Here's the contradiction; Everyone seems to agree that 80%+ of the insured public is covered through employment benefits, Medicare/Medicaid benefits, SSI or Tri-Care/VA for the military. That means that a majority of the polled pool will never notice anything changed. So, if 80%+ of the covered population can't/won't do anything that would bring them in contact with the (shudder) website, or the dreaded "Obamacare", who cares what they think?
Really. Who cares what they think? We're reading polls where 80% of the respondents are vegetarians and the question is, "What do you think of McDonald's new triple-cheeseburger?" Polls where 80% of white people don't mind Jim Crow laws. And don't make me break out the sex polls!

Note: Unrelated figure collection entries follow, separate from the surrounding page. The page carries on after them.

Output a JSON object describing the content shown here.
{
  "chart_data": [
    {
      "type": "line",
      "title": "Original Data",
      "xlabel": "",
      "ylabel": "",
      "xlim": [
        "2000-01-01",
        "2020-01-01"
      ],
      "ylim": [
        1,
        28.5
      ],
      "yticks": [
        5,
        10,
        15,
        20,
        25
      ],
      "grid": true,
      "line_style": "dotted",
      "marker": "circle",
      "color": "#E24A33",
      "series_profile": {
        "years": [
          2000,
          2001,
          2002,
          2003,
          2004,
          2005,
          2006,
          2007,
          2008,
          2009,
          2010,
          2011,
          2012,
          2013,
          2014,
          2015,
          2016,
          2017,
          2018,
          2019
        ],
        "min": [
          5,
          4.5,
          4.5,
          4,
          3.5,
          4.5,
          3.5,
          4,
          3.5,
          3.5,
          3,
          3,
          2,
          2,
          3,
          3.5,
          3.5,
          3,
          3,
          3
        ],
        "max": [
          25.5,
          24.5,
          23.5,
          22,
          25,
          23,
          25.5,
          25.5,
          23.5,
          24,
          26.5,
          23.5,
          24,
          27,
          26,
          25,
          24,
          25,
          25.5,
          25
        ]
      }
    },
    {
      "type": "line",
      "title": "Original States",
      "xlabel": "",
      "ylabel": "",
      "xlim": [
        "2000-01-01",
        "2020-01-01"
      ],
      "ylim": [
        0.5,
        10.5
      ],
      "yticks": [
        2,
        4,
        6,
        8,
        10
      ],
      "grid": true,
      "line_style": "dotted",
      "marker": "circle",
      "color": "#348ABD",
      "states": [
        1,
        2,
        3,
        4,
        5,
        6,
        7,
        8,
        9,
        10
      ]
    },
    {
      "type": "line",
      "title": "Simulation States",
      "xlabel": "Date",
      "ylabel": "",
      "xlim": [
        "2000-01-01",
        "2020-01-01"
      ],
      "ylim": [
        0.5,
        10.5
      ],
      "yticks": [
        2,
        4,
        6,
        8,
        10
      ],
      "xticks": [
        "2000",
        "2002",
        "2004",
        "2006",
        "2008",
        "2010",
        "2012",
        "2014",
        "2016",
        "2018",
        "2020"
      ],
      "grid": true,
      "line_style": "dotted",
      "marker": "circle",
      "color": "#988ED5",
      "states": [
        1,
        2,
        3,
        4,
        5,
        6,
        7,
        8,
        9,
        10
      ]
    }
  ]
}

The R's keep whining about "defunding". Is it a matter of government expense? What does the ACA Act cost? Something more than a fighter jet and less than a nuclear submarine would be my guess. A website and a bunch of navigators aren't that expensive. Spending that money to drive customers into the greedy, grasping maw of Insurance United, IMHO, isn't the best way to spend our tax dollars, but still better than another sub.
As far as the polls of "registered" and "likely" voters, we're a little, tiny smidgen out from 2014, agreed. The thing with incumbency is that you want to keep it going. But, really where are the risks?
Primaries first. Democrats so far seem safe, both House and Senate. The only primary challengers so far seem to be for Republican seats being challenged from the right. Oops! Guess you're not "strong" enough...or something.
In the generals, we hope that the Republican primary challengers win big. If you're a Democratic incumbent and you're making noises about one of these "dismantle under another name" bills, shame on you. Do you really think the website will still be an issue next year? By all means, cover yourself, there will be a meaningless vote or two, something you can point at if this turns into another Bengazi/Kenya/Malia-tripped-on-her-way-to-school controversy. Take the vote but shut the &^%$ up. Have a vote you can point to, and take advantage of the fact that Congress couldn't pass a kidney stone right now. But standing on a soapbox you needn't stand on may turn around and bite you. Don't give a potential Democratic challenger footage they can use in a commercial against you. (I'm lying right now, anyone that wants to challenge a Democratic incumbent from the Left, call me.)